では学校給食のエネルギー(カロリー)の基準は?

文部科学省が基準を作っています。

様々な調査研究により、エネルギー(カロリー)は1日のだいたい1/3程度ということになっています。

小学生の給食1食のエネルギー(カロリー)

低学年(1〜2年生・6〜7歳):530kcal

中学年(3〜4年生・8〜9歳):640kcal

高学年(5〜6年生・10〜11歳):750kcal

中学生の給食1食のエネルギー(カロリー)

12〜14歳:820kcal

 

文部科学省 学校給食実施基準 より

 

 

様々な調査研究の詳細は

文部科学省 学校給食摂取基準の策定について(報告)  を参考にしてください。

 

 

実際の学校給食では何カロリーの給食が出されている?

文部科学省の調査で「学校給食栄養報告」というものがあり、総務省 統計局のページで公開されています。

最新の学校給食のカロリーの報告書は平成27年度のもので、小学校は平均624.7kcal、中学校は776.9kcalとなっています。

小学校、中学校ともに文部科学省のエネルギー(カロリー)基準よりも若干低くなっています。

学校給食のエネルギー(カロリー)は適切?体格も性別も違うのに同じ量?

今までの結果より、学年が上がるにつれて1日に必要なエネルギー(カロリー)の男女差が大きくなっていくことがわかりました。

また、運動部と文化部では消費エネルギー(カロリー)も違います。

もちろん体格によっても違います。

しかし学校給食のエネルギー(カロリー)の基準値は1つです。

基準値が1つである理由は、基準値が各学齢の平均値を示しているので1つになっています。

1つのクラスで考えてみると

400kcal必要な人が10人

500kcal必要な人が10人

600kcal必要な人が10人

の30人在籍するクラスがあるとします。

このクラス全体に必要なエネルギー(カロリー)は

400×10 + 500×10 + 600×10 = 15,000kcal になります。

平均すると一人あたり500kcalになります。

全員500kcalの給食を食べると、400kcal必要な10人は太ってしまいますし、600kcal必要な人は痩せてしまいます

ではどうすればよいでしょうか。

答えは簡単です。

400kcal必要な人から100kcal分を500kcal必要な人に配分するだけです。

 

つまり

文部科学省の基準値は全員がこのエネルギー(カロリー)を食べなさい。
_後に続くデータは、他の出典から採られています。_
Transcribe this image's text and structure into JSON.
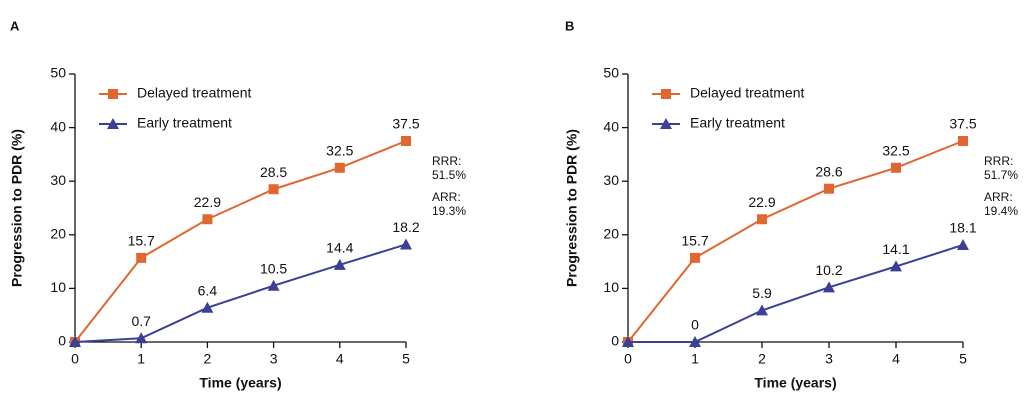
{
  "chart_data": [
    {
      "type": "line",
      "panel": "A",
      "xlabel": "Time (years)",
      "ylabel": "Progression to PDR (%)",
      "x": [
        0,
        1,
        2,
        3,
        4,
        5
      ],
      "xlim": [
        0,
        5
      ],
      "xticks": [
        0,
        1,
        2,
        3,
        4,
        5
      ],
      "ylim": [
        0,
        50
      ],
      "yticks": [
        0,
        10,
        20,
        30,
        40,
        50
      ],
      "legend": "upper left",
      "series": [
        {
          "name": "Delayed treatment",
          "color": "#e0672f",
          "marker": "square",
          "values": [
            0,
            15.7,
            22.9,
            28.5,
            32.5,
            37.5
          ],
          "value_labels": [
            null,
            "15.7",
            "22.9",
            "28.5",
            "32.5",
            "37.5"
          ]
        },
        {
          "name": "Early treatment",
          "color": "#3b3f96",
          "marker": "triangle",
          "values": [
            0,
            0.7,
            6.4,
            10.5,
            14.4,
            18.2
          ],
          "value_labels": [
            null,
            "0.7",
            "6.4",
            "10.5",
            "14.4",
            "18.2"
          ]
        }
      ],
      "annotations": [
        [
          "RRR:",
          "51.5%"
        ],
        [
          "ARR:",
          "19.3%"
        ]
      ]
    },
    {
      "type": "line",
      "panel": "B",
      "xlabel": "Time (years)",
      "ylabel": "Progression to PDR (%)",
      "x": [
        0,
        1,
        2,
        3,
        4,
        5
      ],
      "xlim": [
        0,
        5
      ],
      "xticks": [
        0,
        1,
        2,
        3,
        4,
        5
      ],
      "ylim": [
        0,
        50
      ],
      "yticks": [
        0,
        10,
        20,
        30,
        40,
        50
      ],
      "legend": "upper left",
      "series": [
        {
          "name": "Delayed treatment",
          "color": "#e0672f",
          "marker": "square",
          "values": [
            0,
            15.7,
            22.9,
            28.6,
            32.5,
            37.5
          ],
          "value_labels": [
            null,
            "15.7",
            "22.9",
            "28.6",
            "32.5",
            "37.5"
          ]
        },
        {
          "name": "Early treatment",
          "color": "#3b3f96",
          "marker": "triangle",
          "values": [
            0,
            0,
            5.9,
            10.2,
            14.1,
            18.1
          ],
          "value_labels": [
            null,
            "0",
            "5.9",
            "10.2",
            "14.1",
            "18.1"
          ]
        }
      ],
      "annotations": [
        [
          "RRR:",
          "51.7%"
        ],
        [
          "ARR:",
          "19.4%"
        ]
      ]
    }
  ]
}
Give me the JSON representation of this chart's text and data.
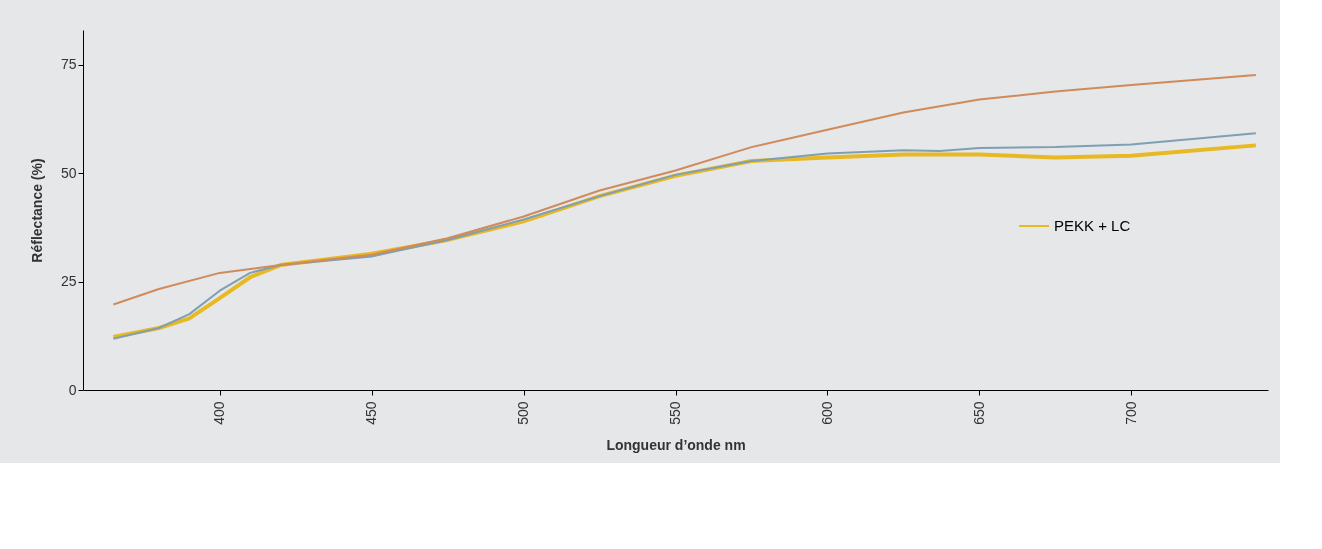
{
  "chart_data": {
    "type": "line",
    "xlabel": "Longueur d’onde nm",
    "ylabel": "Réflectance (%)",
    "xlim": [
      355,
      745
    ],
    "xticks": [
      400,
      450,
      500,
      550,
      600,
      650,
      700
    ],
    "ylim": [
      0,
      83
    ],
    "yticks": [
      0,
      25,
      50,
      75
    ],
    "grid": false,
    "legend": "right",
    "series": [
      {
        "name": "PEKK + LC",
        "color": "#e8b923",
        "x": [
          365,
          380,
          390,
          400,
          410,
          420,
          450,
          475,
          500,
          525,
          550,
          575,
          600,
          625,
          650,
          675,
          700,
          741
        ],
        "values": [
          12.2,
          14.3,
          16.5,
          21.2,
          26,
          28.8,
          31.4,
          34.6,
          38.9,
          44.7,
          49.4,
          52.8,
          53.6,
          54.3,
          54.3,
          53.6,
          54,
          56.4
        ]
      },
      {
        "color": "#7f9fb3",
        "x": [
          365,
          380,
          390,
          400,
          410,
          420,
          450,
          475,
          500,
          525,
          550,
          575,
          600,
          625,
          637,
          650,
          675,
          700,
          741
        ],
        "values": [
          11.8,
          14.3,
          17.5,
          22.9,
          27,
          28.8,
          30.8,
          34.6,
          39.3,
          44.7,
          49.6,
          52.8,
          54.5,
          55.3,
          55.1,
          55.8,
          56,
          56.6,
          59.2
        ]
      },
      {
        "color": "#d08a5c",
        "x": [
          365,
          380,
          400,
          420,
          450,
          475,
          500,
          525,
          550,
          575,
          600,
          625,
          650,
          675,
          700,
          741
        ],
        "values": [
          19.7,
          23.3,
          27,
          28.8,
          31.2,
          35,
          40,
          46,
          50.6,
          56,
          60,
          64,
          67,
          68.8,
          70.3,
          72.6
        ]
      }
    ]
  }
}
という意味ではなく、「給食を作る人はこのエネルギー(カロリー)の量を作りなさい」という意味です

 

では誰が学校給食で適切なエネルギー(カロリー)を配分するの?

学級担任です。

では学級担任はエネルギー(カロリー)計算できる栄養士でしょうか。

まれにそういう学級担任もいるかもしれませんが、ほとんどの場合は違います。

この事実によって、「給食で太る」「給食で痩せる」ということが起こってきます。

残食を減らすために食べる子どもに食べられるだけおかわりさせて、肥満を助長することなど全国のどこでも起こっていることだと思います

学校給食の最終的な配分責任者は学級担任ですので、適正なエネルギー(カロリー)で提供された学校給食だとしてもエネルギー(カロリー)が偏ることは日常茶飯事であることを知っておくといいかもしれません。

子ども自身が自分の適量を知って、適量を食べることができることが食育の1つです。